Sr. Presidente, coloco já as minhas questões todas seguidas, na medida em que o tempo está a correr
depressa.
Outra questão que gostava de colocar tem a ver com o seguinte: o Governo não está a conseguir pacificar
os setores da saúde e da educação. Não está, Sr. Primeiro-Ministro, e isso vê-se, designadamente, por aquela
que tem sido a resposta dos profissionais na área da saúde.
Também já foram referidas as inúmeras greves que têm acontecido e o Sr. Primeiro-Ministro diz: «Ninguém
põe em causa o direito à greve». Evidentemente que não, mas o Governo tem de fazer uma leitura das greves
e parece-nos que está a fazer a leitura errada. Não se trata apenas de garantir o direito à greve, mas de fazer a
leitura daquilo que se quer dizer com as greves, que são uma forma de luta radical.
Então, Sr. Primeiro-Ministro, aquilo que Os Verdes constatam é que o Governo não está a conseguir pacificar
os profissionais da saúde e da educação, por exemplo.
Relativamente à educação, como é que é possível o Governo partir para uma negociação com os sindicatos
que a Assembleia da República ordenou…
O Sr. Presidente (Jorge Lacão): — Peço-lhe para concluir, Sr.ª Deputada.
A Sr.ª Heloísa Apolónia (Os Verdes): — Vou terminar, Sr. Presidente.
Como eu estava a perguntar, relativamente à educação, como é que é possível o Governo partir para uma
negociação com os sindicados, que a Assembleia da República ordenou através do Orçamento do Estado para
2018 e também da Resolução n.º 1/2018, da autoria de Os Verdes, dizendo: «Não vamos contabilizar, para
efeitos de progressão na carreira, os nove anos que perderam, vamos contabilizar só dois e, se não estiverem
dispostos a isso, não há negociação para ninguém»!
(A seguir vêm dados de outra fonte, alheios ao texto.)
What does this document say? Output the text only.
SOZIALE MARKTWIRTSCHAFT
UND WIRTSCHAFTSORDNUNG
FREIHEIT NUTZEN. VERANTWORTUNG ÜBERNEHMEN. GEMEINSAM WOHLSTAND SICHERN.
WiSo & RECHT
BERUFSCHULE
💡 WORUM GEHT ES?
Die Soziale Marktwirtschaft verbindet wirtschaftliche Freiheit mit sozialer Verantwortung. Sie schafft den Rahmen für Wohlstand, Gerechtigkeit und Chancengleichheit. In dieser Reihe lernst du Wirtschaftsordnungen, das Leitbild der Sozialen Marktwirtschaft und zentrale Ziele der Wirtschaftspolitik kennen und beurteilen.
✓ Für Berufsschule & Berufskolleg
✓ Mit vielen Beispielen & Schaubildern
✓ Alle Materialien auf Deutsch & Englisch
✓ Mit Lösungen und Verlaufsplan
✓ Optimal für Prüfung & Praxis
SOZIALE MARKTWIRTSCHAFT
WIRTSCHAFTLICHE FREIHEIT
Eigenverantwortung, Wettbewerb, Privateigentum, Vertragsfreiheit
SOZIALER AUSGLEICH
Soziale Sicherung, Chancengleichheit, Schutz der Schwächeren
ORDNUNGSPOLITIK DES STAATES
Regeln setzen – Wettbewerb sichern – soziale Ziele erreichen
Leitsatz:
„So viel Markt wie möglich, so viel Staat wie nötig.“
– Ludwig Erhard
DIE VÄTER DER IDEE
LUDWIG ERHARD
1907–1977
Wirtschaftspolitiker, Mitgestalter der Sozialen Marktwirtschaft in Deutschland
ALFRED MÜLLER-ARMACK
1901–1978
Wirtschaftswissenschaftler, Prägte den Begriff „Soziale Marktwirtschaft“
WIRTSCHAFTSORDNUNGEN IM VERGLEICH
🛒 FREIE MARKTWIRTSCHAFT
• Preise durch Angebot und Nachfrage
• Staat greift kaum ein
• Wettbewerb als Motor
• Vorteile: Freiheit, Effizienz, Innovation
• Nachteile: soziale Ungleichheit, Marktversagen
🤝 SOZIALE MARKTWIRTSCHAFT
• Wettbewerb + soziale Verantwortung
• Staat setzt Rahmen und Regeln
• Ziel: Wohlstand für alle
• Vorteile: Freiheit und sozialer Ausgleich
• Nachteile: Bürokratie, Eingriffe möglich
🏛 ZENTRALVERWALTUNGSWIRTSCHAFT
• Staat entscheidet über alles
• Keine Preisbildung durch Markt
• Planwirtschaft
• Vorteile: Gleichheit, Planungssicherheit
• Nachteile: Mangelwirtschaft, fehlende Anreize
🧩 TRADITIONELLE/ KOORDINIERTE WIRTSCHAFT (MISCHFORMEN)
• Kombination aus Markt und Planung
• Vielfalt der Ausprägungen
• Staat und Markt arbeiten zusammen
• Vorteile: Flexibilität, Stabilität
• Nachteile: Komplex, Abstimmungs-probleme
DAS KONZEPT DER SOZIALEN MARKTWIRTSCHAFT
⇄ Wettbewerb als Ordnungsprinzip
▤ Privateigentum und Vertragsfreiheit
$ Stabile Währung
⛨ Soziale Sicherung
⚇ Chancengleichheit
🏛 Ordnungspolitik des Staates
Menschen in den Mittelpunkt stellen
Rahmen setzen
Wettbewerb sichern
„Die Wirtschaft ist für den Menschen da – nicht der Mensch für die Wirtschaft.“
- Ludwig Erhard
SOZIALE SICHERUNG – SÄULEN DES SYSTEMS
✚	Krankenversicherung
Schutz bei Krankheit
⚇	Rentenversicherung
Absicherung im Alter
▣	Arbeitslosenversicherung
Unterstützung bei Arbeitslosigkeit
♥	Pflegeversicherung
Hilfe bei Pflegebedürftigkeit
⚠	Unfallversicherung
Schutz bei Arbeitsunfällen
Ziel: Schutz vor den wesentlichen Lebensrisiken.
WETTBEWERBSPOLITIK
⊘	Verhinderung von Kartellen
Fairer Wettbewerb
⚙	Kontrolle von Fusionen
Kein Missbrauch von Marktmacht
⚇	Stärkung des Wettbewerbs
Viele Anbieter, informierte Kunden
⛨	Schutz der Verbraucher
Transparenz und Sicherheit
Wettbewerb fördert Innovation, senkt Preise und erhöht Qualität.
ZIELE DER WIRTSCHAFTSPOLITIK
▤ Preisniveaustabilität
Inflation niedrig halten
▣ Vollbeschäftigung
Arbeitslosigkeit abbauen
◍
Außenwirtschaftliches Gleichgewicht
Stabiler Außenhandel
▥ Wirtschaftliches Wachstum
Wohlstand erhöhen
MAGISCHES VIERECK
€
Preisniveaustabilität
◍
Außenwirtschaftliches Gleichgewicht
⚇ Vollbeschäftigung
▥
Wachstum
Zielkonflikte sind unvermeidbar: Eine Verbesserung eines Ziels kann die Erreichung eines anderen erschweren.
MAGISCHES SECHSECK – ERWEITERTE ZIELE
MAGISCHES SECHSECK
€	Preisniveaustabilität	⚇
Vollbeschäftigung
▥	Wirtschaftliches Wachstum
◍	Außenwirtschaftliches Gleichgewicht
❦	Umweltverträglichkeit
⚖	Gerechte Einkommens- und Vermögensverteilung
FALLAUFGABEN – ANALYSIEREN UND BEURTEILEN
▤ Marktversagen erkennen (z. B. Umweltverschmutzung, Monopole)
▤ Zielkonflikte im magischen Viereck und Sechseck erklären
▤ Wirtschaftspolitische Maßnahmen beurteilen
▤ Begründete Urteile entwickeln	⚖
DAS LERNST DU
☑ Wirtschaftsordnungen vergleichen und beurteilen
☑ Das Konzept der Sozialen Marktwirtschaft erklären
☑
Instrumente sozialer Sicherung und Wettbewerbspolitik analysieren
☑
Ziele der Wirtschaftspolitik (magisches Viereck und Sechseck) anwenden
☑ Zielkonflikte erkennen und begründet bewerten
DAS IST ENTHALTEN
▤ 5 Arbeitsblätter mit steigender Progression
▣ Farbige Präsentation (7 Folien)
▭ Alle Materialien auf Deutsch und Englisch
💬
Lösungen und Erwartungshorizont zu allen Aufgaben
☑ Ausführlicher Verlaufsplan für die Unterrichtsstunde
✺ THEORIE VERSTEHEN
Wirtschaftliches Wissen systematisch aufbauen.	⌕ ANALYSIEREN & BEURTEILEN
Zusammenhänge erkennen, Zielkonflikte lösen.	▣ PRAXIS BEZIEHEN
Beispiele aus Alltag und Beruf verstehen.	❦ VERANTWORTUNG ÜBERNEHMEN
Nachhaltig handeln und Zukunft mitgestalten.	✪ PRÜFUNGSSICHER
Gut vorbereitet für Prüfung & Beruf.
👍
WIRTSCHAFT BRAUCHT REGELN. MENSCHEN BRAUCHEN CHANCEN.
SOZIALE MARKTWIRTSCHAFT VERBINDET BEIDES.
Como é que o Governo, que está obrigado por lei a ouvir os sindicatos, representantes dos professores,
relativamente à abertura de concursos, lança cá para fora um aviso de abertura de concurso extraordinário,
externo, e não lhes dá cavaco, sequer?
O Sr. Presidente (Jorge Lacão): — Sr.ª Deputada, tem mesmo de concluir.
A Sr.ª Heloísa Apolónia (Os Verdes): — É evidente que os sindicatos se sentem postos de parte
relativamente a esta matéria.
Mesmo, mesmo para terminar, quero dizer, Sr. Primeiro-Ministro, que, sobre a avaliação ambiental
estratégica para o aeroporto do Montijo, ela não deve ser feita só se for legalmente exigida. O Governo também
tem vontade política.
O Sr. Presidente (Jorge Lacão): — Sr.ª Deputada, há limites para a tolerância. Tem mesmo de concluir.
A Sr.ª Heloísa Apolónia (Os Verdes): — E, ou tem vontade política de estudar o máximo possível para que
se consiga compreender o mínimo pormenor e conhecer o mais possível os impactos daquele projeto, ou, então,
o Governo pode ter muito a perder. Quanto mais contestado é um projeto, mais estudos e consultas públicas
devem ser feitos.
Aplausos de Os Verdes e do PCP.
O Sr. Presidente (Jorge Lacão): — Sr. Primeiro-Ministro, tem a palavra para responder.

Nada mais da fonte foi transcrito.